Rust's inline assembly used to be the exact same as clang's. We recently merged a slightly different version, in the hopes of stabilizing that feature. It ends up pretty similar. (I've been writing a bunch of inline assembly lately, and in fact, ported some C inline asm to Rust. It's not exactly identical, and I did in fact introduce a small bug when doing so...)
It’s good Rust adopted C style handcrafted assembly, earlier didn’t expect it given emphasis on safety at any cost as handcrafted assembly is a dual-edged sword it can help with performance and direct access to hardware, but can also introduce bugs.
Porting code will have some stumbling blocks, but given enough time and some resources those mountains can be crossed and may uncover new trail and then leave the ropes for other climbers.
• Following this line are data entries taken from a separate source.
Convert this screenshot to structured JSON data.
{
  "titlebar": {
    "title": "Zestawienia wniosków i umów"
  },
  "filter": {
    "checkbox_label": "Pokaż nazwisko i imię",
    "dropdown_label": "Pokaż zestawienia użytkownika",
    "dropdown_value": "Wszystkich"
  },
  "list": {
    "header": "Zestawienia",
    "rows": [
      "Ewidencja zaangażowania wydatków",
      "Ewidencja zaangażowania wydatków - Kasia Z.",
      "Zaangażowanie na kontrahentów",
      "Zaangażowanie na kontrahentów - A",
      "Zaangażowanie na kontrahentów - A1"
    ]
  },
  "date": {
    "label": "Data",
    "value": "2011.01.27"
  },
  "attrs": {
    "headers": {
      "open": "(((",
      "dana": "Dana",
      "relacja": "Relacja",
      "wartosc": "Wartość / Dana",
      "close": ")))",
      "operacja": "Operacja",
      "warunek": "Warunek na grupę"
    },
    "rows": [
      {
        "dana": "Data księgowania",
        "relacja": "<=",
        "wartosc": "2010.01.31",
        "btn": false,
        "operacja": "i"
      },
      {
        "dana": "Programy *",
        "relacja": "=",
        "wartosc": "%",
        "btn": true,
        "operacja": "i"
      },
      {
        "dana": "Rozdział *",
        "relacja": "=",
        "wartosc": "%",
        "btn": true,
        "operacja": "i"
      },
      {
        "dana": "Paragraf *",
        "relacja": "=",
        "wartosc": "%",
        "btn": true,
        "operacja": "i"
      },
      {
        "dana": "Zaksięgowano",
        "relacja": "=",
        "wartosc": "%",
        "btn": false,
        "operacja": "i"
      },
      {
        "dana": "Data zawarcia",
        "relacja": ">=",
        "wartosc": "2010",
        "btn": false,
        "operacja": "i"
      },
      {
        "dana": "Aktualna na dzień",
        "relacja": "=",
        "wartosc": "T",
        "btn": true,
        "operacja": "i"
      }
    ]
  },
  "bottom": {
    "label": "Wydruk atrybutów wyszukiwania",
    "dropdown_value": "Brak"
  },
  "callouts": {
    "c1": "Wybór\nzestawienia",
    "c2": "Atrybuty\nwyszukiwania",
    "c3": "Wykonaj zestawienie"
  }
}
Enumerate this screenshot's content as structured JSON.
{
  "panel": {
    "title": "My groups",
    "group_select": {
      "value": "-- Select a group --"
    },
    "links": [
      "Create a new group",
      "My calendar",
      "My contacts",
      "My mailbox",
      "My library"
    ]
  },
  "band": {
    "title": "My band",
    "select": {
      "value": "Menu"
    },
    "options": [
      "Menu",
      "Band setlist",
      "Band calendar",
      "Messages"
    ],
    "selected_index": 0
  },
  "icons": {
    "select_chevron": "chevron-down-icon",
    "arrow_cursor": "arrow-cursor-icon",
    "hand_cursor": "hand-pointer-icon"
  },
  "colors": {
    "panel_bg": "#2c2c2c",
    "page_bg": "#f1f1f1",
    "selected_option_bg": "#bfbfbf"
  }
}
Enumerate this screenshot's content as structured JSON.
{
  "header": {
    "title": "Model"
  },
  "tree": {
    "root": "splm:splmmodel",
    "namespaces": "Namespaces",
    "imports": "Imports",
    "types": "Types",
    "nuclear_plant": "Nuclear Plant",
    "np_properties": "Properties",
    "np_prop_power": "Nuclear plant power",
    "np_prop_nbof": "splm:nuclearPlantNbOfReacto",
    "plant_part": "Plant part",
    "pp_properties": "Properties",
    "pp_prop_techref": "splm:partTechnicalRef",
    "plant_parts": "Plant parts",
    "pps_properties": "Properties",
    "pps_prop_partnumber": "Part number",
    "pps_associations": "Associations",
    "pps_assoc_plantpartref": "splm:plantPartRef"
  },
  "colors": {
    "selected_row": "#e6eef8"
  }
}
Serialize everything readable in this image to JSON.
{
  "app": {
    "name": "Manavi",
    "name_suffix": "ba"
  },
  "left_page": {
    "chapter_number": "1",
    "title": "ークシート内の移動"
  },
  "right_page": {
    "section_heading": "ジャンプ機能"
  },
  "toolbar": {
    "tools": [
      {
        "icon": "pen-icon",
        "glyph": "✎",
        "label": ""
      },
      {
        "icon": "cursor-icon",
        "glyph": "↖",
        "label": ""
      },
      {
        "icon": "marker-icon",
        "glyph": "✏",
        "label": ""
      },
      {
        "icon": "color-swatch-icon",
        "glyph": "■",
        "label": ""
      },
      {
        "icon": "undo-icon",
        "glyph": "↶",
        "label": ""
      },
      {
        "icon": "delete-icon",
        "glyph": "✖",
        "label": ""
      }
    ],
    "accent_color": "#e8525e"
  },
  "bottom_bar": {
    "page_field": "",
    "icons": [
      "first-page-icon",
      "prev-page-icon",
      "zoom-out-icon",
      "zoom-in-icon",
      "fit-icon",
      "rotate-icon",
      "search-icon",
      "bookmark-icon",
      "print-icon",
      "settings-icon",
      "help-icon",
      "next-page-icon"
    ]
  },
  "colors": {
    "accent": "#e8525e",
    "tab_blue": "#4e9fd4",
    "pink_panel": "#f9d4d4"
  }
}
Personally I am from the camp who likes the simplicity of lisp. That’s one of the reason in spite of learning some Haskell to learn about FP, didn’t continue long although I like Haskell’s brevity as in “Brevity is the soul of wit”. Haskell really makes it easy to refactor the code, but given large surface area makes it hard to learn and develop. Rust felt the same way although recently saw it becoming more approachable and easy.
I was pondering recently if built a modern lisp machines, how good it will be. A hardware directly controlled from lisp instead of C.
This is not Rust's position on safety. Rust's position is that you should be able to isolate unsafe parts of your program. And we try to give you tools to make them as small as possible. But unsafe stuff was deliberately included in Rust, on purpose, as a tool to be used.
I also wonder what a modern lisp machine might look like. Oh well, I don't suspect that will ever happen.